ACG: Action Coherence Guidance for Flow-based VLA Models

Minho Park*, Kinam Kim*, Junha Hyung, Hyojin Jang, Hoiyeong Jin, Jooyeol Yun, Hojoon Lee, and Jaegul Choo
DAVIAN Robotics, KAIST AI
arXiv 2025. (* indicates equal contribution)

🌐 Overview

Action Coherence Guidance (ACG) is a training-free, test-time guidance algorithm that improves temporal and spatial action consistency in Vision-Language-Action (VLA) models. It mitigates motion jitter, unintended pauses, and trajectory drift caused by noisy demonstrations, resulting in stable and precise robotic manipulation.

Vanilla_GR00T-N1_vs_Ours.mp4

🔑 Key Features

Training-Free Guidance: Enhances action coherence during inference without retraining or fine-tuning.
Plug-and-Play Integration: Seamlessly compatible with existing diffusion and flow-matching VLA policies across multiple benchmarks.
Proven Performance: Demonstrates consistent improvements in success rate on RoboCasa, DexMimicGen, and real-world SO-101 manipulation tasks.

⚙️ Getting Started

📦 Installation Guide

# Create conda environment
conda create -n acg python=3.10 -y
conda activate acg

# Install PyTorch (adjust CUDA version if needed)
pip install torch==2.7.1 torchvision==0.22.1 torchaudio==2.7.1 --index-url https://download.pytorch.org/whl/cu128

# Install core dependencies
pip install -e libs/Isaac-GR00T-N1
pip install --no-build-isolation flash-attn==2.8.3

# Robosuite and RoboCasa
pip install libs/robosuite/
pip install -e libs/robocasa/

# Download RoboCasa assets (~5GB)
python libs/robocasa/robocasa/scripts/download_kitchen_assets.py

# Robomimic and DexMimicGen
pip install -e libs/robomimic/ --no-dependencies
pip install -e libs/dexmimicgen/ --no-dependencies

# Remaining requirements
pip install -r requirements.txt

🧩 Repository Features

To the best of our knowledge, this is the first public repository offering post-trained GR00T-N1-2B models and rollout scripts on both RoboCasa and DexMimicGen benchmarks.

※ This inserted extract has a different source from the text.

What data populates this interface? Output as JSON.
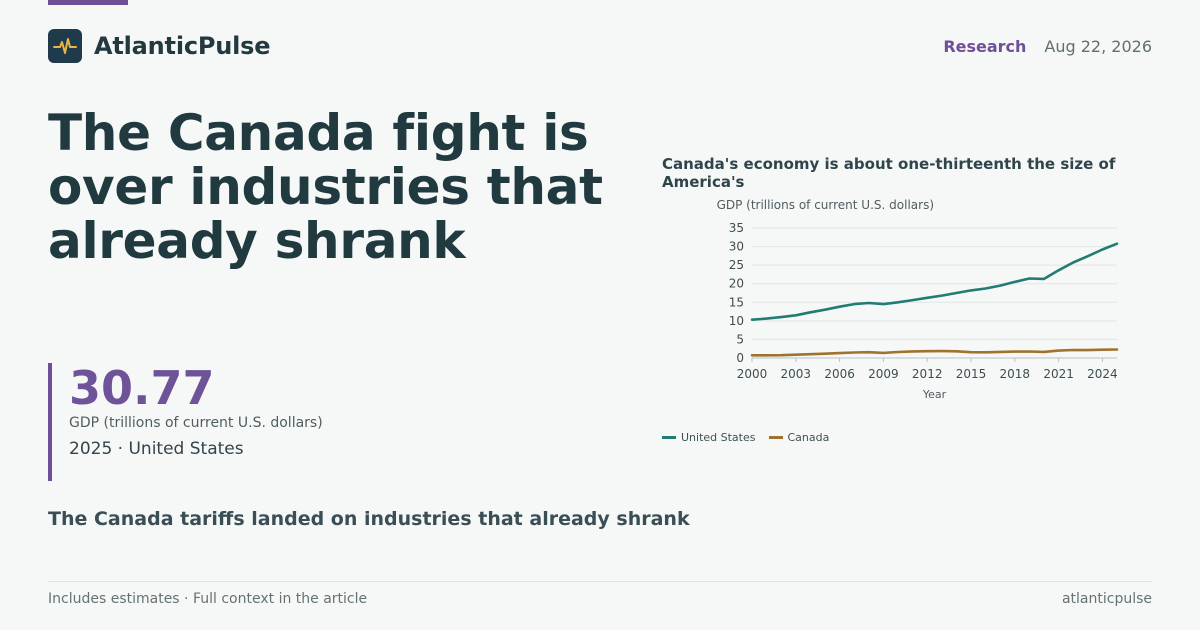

RoboCasa: Reproduced score (32.6) closely matches the reported result (32.1).

DexMimicGen: Reproduced score (40.6) is lower than the reported (58.5); the cause is under investigation.

⚠️ This is an unofficial reproduction. Contributions and issue reports are highly welcome.

Repository Highlights

Self-contained Finetuning & Inference for GR00T-N1-2B.
Training script: gr00t_finetune_robocasa.py
- Utilizes a modified Robomimic DataLoader to finetune GR00T-N1-2B on RoboCasa and DexMimicGen datasets.
- Supports multiple embodiments — SinglePandaGripper for RoboCasa, and BimanualPandaGripper, BimanualPandaHand, GR1 for DexMimicGen.
- Note: the official GR00T-N1-2B post-training code only supports humanoid (GR1) embodiments.
Rollout script: rollout_with_robomimic.py
- Adapted from the Robomimic rollout framework.
- You can directly perform rollouts using our finetuned models from Hugging Face.

🚀 Quick Start

We provide RoboCasa examples below. For DexMimicGen and more detailed scripts, see ./scripts/run_gr00t.md.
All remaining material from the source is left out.